Happy inauguration day to Amy Marcus-Newhall! As part of her welcome speech today, Scripps College announced it will overhaul its current New Student Programming and Orientation to promote further bonding and unity between the incoming class of 2027: community stoning.
Scripps College asked the question that has been on all our minds: What is a blueprint for a strong community? And was it Shirley Jackson’s 1948 short story about randomly stoning one member of the community, “The Lottery”? So this afternoon, instead of movie nights and ice breakers, NSPO officers gathered all incoming first-years and randomly chose one to stone. It is one of Amy Marcus-Newhall’s first initiatives as the new college president and signals the change she is bringing to the college.

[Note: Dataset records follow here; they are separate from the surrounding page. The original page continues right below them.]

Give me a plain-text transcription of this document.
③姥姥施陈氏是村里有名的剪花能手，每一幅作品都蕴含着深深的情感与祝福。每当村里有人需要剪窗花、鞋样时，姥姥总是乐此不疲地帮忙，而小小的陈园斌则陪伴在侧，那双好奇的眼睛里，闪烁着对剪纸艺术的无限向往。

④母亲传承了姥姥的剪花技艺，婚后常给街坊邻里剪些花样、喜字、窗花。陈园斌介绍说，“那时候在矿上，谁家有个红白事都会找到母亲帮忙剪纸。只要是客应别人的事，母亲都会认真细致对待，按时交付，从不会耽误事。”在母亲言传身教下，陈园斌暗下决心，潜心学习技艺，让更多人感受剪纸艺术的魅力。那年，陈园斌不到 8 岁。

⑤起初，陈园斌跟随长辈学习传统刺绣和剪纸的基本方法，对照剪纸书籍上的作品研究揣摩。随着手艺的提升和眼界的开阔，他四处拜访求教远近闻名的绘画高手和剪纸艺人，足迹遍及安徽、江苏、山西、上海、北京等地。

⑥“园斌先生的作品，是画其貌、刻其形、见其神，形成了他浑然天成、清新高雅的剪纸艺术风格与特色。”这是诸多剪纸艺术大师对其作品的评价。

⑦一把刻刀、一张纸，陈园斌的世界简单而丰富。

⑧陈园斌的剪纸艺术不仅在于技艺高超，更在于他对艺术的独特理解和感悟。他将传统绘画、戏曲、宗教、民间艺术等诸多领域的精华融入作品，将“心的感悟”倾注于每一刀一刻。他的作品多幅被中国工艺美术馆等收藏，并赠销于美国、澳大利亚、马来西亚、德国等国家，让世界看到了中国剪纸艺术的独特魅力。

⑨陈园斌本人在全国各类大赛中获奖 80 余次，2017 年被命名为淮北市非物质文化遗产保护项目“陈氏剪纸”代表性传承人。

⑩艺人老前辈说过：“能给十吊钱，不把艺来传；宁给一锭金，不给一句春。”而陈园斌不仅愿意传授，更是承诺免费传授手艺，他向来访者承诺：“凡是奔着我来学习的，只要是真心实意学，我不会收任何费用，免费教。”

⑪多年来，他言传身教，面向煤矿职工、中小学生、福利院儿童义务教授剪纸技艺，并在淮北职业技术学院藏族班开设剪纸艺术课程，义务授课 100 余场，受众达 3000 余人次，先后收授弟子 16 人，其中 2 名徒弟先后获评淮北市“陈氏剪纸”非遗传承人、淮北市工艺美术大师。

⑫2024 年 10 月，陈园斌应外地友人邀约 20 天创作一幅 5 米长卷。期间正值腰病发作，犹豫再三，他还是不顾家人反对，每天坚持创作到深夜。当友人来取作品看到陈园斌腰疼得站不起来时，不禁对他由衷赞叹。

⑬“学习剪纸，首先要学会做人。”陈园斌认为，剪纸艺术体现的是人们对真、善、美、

The President, however, understands that this decision was a controversial one. “I know that violence is sometimes considered a ‘mixed bag,’ but I think if you look at the sheer power of the unity it fosters, you’ll see that this is a stroke of genius. People can call it unhinged or, to be crass, ‘majorly fucked-up in the most fucked-up kind of fuck up and not even ‘ha ha’ fucked-up but ‘oh no’ fucked-up,’ but people are always afraid of new ideas, especially when they come from strong women.”
Before the stoning, when we asked Marcus-Newhall how incoming first-years and their families should feel about this, she said, “It’s one student out of two hundred; what’s the big deal? A real Scripps student should be a leader—courageous, strong, and able to understand that 1/200 is not a high probability that they will be killed.”
In a world where women are expected to be caregivers in any role, including leaders, it’s refreshing to see Marcus-Newhall skip over the concerns surrounding sacrificial stoning and get down to the real business: uplifting women (or at least most of them).